Transcribed from A Standard History of Kansas and Kansans, written and compiled by William E. Connelley, Secretary of the Kansas State Historical Society, Topeka. [Revised ed.] Chicago: Lewis Publishing Co., 1919, c1918. 5 v. (xlviii, 2530 p., [155] leaves of plates): ill., maps (some fold.), ports.; 27 cm.

Emma Bigge

EMMA BIGGE. A well merited honor came to a Rooks County teacher in the election of Miss Emma Bigge as county superintendent of schools in November, 1918. She has been identified with educational work in this county for a number of years, and the splendid record she made as a teacher has continued as an administrator of the public school system of the county.

Miss Bigge represents a pioneer family of Rooks County. Her father, the late Edward Bigge, was born in Illinois in 1846. He grew up and married in that state, and all his life was devoted to the farm and agriculture. In 1881 he homesteaded a quarter section in Rooks County, and handled his affairs so successfully that at the time of his death, which occurred in 1901, he owned a fine estate of 1,000 acres. His home farm was four miles northwest of Stockton, and it is still the home of his widow and several of his children.

Edward Bigge was a republican and a member of the Lutheran Church. He married Miss Dina Jasper, who was born in Germany in 1852, but was reared from childhood in Illinois. Her children are: Henry; William, a farmer six miles northwest of Stockton; Emma; Minnie, wife of John Sanders, a farmer eight miles northwest of Stockton; Ed, whose farm is three miles northwest of the county seat; Martha, who finished her education in the Fort Hays Normal School, lives at home with her mother and is a teacher in the county; Bertha and Benjamin, both at home, the latter being the practical manager of the old farm.

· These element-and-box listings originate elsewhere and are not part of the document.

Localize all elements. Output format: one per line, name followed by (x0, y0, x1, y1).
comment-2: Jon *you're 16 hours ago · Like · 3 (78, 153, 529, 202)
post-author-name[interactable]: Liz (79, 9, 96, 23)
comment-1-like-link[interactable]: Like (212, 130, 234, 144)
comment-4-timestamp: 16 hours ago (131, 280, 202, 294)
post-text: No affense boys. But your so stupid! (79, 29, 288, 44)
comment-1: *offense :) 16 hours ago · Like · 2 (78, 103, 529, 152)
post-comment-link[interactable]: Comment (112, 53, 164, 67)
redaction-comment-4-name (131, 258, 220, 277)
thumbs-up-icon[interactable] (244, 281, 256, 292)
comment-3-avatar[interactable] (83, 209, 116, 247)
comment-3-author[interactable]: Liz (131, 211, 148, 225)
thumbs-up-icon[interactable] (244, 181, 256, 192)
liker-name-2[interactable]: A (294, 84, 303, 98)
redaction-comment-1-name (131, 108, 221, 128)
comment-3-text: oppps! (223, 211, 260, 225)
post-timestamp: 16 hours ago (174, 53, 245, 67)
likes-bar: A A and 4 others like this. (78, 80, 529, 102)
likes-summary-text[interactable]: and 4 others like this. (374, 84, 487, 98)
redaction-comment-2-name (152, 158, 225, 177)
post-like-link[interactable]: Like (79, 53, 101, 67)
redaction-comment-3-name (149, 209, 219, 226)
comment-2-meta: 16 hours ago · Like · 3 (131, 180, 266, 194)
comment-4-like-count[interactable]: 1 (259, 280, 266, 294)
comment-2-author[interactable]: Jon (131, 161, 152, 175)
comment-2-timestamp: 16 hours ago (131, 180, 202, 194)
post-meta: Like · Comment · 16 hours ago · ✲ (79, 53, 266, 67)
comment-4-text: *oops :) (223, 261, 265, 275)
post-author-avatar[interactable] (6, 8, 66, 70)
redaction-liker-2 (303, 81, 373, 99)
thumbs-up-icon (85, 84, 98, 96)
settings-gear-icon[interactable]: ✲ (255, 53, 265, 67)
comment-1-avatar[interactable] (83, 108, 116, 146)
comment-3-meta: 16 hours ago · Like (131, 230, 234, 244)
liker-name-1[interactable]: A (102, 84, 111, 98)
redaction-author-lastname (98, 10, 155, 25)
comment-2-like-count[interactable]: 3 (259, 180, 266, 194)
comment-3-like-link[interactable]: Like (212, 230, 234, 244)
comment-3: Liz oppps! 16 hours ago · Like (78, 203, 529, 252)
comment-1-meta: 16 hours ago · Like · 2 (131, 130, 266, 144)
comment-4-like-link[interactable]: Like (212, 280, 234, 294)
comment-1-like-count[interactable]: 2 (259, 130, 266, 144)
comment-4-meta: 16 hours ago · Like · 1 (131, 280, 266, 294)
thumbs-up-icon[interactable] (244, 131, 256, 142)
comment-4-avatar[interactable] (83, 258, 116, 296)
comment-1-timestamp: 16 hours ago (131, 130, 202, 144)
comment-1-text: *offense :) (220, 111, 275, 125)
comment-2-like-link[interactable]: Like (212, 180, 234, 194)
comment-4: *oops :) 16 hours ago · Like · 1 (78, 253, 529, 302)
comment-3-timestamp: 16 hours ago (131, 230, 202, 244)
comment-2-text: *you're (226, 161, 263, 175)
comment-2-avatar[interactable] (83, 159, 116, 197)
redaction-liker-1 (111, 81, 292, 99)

Miss Emma Gigge[sic] was born at Carlyle, Illinois, and grew up in Rooks County, Kansas. She was educated in the rural schools and early determined to devote her talents to the work of education. For eight years she managed some of the rural schools of the county, then, after two years of further training in the Fort Hays Normal School, she was called to the responsibilities of teaching in the Stockton schools. She was in the Stockton schools as a teacher from 1908 to 1918, until her election in the fall of the latter year as county superintendent of schools. She has under her supervision 118 schools, a staff of 165 teachers and about 3,666 pupils. She is a republican and a member of the Methodist Episcopal Church, being head of the educational department of her church.